Exhibition facilities in the region say it is too soon to know what the spin-off benefits from the games will be, but they all hope the event will bring international attention to northern England and generate awareness for further events.

Doncaster Exhibition and Conference Centre (DECC) exhibition manager Darryl Coy says: "I don't know what the effect is going to be but with the Pennines between us and Manchester some people won't come here while the games are on.

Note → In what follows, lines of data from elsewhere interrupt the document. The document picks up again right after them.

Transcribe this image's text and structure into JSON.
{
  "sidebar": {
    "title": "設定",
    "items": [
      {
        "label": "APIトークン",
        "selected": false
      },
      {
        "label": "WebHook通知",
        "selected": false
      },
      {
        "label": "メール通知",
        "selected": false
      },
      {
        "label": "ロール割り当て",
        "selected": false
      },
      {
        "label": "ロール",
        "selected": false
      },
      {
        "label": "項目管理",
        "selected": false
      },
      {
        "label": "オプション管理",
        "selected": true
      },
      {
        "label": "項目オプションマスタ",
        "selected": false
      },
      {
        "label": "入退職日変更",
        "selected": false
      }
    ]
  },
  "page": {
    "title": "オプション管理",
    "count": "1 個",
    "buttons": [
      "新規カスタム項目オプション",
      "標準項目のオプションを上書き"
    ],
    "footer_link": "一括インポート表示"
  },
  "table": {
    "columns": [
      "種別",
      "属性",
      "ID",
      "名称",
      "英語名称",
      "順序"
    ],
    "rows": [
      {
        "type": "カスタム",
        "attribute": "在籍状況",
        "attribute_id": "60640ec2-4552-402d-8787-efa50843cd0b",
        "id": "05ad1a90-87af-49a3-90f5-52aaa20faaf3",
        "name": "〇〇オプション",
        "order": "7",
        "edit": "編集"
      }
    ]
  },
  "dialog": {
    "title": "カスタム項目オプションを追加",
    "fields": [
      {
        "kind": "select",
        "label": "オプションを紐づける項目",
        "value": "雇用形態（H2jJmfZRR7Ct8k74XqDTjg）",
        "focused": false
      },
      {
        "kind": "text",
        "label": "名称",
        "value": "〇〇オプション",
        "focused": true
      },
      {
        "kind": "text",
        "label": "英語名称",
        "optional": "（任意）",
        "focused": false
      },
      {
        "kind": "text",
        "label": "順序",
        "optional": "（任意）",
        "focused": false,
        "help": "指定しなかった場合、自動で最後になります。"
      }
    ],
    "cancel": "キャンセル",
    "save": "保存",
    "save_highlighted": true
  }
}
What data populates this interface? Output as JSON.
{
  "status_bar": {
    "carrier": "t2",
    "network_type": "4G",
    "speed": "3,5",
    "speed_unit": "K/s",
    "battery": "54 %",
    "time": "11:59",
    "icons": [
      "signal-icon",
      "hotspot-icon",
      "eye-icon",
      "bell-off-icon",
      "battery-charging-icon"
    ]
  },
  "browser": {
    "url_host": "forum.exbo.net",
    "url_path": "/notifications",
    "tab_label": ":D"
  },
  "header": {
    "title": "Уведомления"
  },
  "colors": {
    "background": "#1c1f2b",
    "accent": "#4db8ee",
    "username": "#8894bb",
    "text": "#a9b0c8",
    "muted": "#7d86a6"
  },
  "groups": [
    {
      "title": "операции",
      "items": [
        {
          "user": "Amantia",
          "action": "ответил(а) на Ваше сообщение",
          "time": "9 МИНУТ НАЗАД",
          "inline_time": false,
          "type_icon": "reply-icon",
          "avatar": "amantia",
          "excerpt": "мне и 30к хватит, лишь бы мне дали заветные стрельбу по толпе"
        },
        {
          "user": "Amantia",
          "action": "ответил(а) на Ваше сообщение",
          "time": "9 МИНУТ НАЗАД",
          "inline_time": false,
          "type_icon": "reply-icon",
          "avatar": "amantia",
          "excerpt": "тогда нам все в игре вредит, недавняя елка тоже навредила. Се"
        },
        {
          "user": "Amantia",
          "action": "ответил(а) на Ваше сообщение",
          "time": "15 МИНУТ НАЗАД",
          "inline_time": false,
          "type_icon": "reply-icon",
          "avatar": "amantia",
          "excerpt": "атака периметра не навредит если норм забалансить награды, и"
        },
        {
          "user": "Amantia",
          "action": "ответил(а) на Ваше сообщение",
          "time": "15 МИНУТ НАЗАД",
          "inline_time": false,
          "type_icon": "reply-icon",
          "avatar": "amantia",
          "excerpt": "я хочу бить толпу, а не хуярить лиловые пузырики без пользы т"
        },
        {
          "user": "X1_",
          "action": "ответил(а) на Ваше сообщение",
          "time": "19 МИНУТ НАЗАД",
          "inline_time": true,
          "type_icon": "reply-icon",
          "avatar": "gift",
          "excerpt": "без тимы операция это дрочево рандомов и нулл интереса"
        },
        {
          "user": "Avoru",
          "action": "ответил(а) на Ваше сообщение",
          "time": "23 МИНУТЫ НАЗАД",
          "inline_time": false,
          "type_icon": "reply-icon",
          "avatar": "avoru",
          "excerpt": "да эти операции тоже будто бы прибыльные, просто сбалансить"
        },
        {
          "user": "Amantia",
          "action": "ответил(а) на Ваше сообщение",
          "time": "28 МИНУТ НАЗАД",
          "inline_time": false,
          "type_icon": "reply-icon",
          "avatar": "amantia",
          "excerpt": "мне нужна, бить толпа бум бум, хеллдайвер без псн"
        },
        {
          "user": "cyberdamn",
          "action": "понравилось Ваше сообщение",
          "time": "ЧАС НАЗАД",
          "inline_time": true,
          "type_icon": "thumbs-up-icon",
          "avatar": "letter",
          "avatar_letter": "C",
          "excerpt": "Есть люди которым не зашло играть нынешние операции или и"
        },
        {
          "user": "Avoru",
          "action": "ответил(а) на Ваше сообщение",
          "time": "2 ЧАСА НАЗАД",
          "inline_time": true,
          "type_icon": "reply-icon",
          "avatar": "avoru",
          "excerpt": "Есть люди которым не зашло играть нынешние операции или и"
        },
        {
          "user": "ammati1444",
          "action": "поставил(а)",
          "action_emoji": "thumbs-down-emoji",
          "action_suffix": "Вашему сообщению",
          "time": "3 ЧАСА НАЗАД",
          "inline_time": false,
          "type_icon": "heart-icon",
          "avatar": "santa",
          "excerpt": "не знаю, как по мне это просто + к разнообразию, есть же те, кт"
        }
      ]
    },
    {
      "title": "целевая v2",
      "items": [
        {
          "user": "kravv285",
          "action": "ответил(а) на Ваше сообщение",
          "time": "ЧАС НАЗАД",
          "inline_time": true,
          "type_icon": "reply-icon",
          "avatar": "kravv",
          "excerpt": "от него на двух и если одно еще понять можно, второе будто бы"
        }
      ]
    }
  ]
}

Harrogate International Centre (HIC) head of marketing and sales Stuart Mackay adds: "The focus on the North will be a positive aspect, but I don't know what the immediate spin-off benefit of the games will be."

Those who do head north for an exhibition or event will have numerous options. Harrogate boasts the HIC and the Yorkshire Event Centre, as well as attractions including the Turkish Baths, the Royal Pump Museum and Betty's Tea Rooms. Just outside Harrogate, Rudding Park hotel provides a golf course and outdoor activities. Bradford, which is bidding to be European Capital of Culture in 2008, has the 1853 Hockney Gallery in Saltaire and the National Museum of Photography, Film and Television, both of which can cater for receptions and dinners. Doncaster is home to The Dome, which seats up to 600 guests for dinner, and the DECC, which has 4,300 sq m of exhibition space.